On July 24, 1974, the U.S. Supreme Court, at the request of the special prosecutor Leon Jaworski, decided 8 to 0 (Justice Rehnquist had recused himself) that executive privilege did not apply to the White House tapes and ordered President Nixon to surrender them all to Judge John Sirica, who had been hearing the Watergate case since the arrest of the plumbers two years earlier. The court asked Sirica to review the tapes and decide which should be released to the special prosecutor’s office. Thus the public learned that Mr. Nixon had said to his aides, “I want you all to stonewall it, let [the burglars] plead the Fifth Amendment, cover up, or anything else, it’ll save it—save the plan.” That evening the House Judiciary Committee, which had been working on impeachment since the previous December, began its deliberations in earnest.

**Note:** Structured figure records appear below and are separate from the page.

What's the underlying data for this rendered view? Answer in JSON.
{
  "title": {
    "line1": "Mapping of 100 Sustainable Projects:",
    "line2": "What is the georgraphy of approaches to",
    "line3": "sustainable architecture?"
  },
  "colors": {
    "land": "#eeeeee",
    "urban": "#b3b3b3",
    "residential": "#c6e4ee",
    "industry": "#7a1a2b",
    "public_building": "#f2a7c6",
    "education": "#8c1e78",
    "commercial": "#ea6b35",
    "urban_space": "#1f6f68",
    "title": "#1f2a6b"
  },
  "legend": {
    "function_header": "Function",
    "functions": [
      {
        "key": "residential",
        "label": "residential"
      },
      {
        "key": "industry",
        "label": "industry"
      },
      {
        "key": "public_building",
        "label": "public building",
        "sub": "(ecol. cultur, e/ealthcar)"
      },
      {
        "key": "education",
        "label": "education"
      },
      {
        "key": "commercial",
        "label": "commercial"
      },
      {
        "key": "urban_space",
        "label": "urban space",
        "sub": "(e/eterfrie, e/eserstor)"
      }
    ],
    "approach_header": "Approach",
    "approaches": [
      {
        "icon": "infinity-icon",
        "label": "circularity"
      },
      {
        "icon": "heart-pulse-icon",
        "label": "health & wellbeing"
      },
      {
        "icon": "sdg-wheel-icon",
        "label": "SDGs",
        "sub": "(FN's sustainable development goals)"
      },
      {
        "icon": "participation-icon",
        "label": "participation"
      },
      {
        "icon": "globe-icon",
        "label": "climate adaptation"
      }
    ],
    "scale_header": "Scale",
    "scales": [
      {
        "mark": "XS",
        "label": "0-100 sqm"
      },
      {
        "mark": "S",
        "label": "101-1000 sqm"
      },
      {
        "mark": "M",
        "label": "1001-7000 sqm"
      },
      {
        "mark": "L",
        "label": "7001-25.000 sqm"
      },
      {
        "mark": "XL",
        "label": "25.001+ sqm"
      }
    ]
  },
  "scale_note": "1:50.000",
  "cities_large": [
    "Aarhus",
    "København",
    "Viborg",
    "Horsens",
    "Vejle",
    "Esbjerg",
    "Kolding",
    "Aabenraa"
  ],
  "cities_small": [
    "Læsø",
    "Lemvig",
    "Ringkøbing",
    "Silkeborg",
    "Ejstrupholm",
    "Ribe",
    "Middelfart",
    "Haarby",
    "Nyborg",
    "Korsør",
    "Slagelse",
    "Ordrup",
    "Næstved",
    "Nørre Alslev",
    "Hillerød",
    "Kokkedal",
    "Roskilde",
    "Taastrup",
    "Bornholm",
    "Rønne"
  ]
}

Over the following several days, the committee voted by wide margins to recommend impeachment on the first three articles: obstruction of justice, abuse of power and refusal to cooperate with the committee’s investigation. Father Drinan seldom spoke during the hearings. He had already had his moment in the sun with his original proposal; he was surrounded by 37 other lawyers who had a lot to say, and he had a hard time getting recognized. The fourth article of impeachment, on the bombing of Cambodia, was anti-climactic and was rejected, although Father Drinan had to ask, “How could we impeach a president for concealing a burglary but not for concealing a mass bombing?” On Aug. 9, 1974, President Nixon resigned.
Exit John McLaughlin
Three months earlier, in May, Richard Cleary, S.J., the provincial superior of the Jesuits in New England, told the Boston press that he had called Father McLaughlin to return to Boston for an eight-day retreat to reconsider his lifestyle and his interpretations of moral laws, which some had misunderstood as representing those of the Society of Jesus. Father McLaughlin dismissed Father Cleary’s comments as coming from the “geopolitical center of liberal thinking...Massachusetts, the only state out of step with the rest of the country.” By the end of the month they had resolved their differences. But in October The National Jesuit News reported that Father Cleary had ordered Father McLaughlin to resign from the White House. Father McLaughlin claimed he quit because President Ford wanted a new staff. He promptly left the Society of Jesus, worked for several years in radio and television talk shows, and still presides over a long-running Sunday morning political panel called “The McLaughlin Group.” He did not respond to several requests to be interviewed for this article.
Frank Haig, S.J., asked recently what his brother learned from the Watergate experience, described Alexander’s impatience when diplomats from other countries as well as Americans talked in terms of loyalty to the president or some national leader. “He learned that being an American has nothing to do with race or color or religion or origin or wealth. It is your devotion to the founding principles: the Declaration of Independence and the Constitution.”
America, in its end-of-the-year editorial (12/28/74), said that “our national experience reflects the dilemma behind the crisis of leadership throughout the world....The temptation is to withdraw and seek compensation...in...prayer and intimacy. Still, total preoccupation with a private life...becomes unreal. The challenge, then...is to bring the insight and the courage that arise from this personal center into the public struggle to redeem the systems within which we live.”
This article has been revised to reflect the following correction:
Correction: June 23, 2014
An earlier version of this article misidentified the year that John McLaughlin was ordained to the priesthood. It was 1959, not 1947.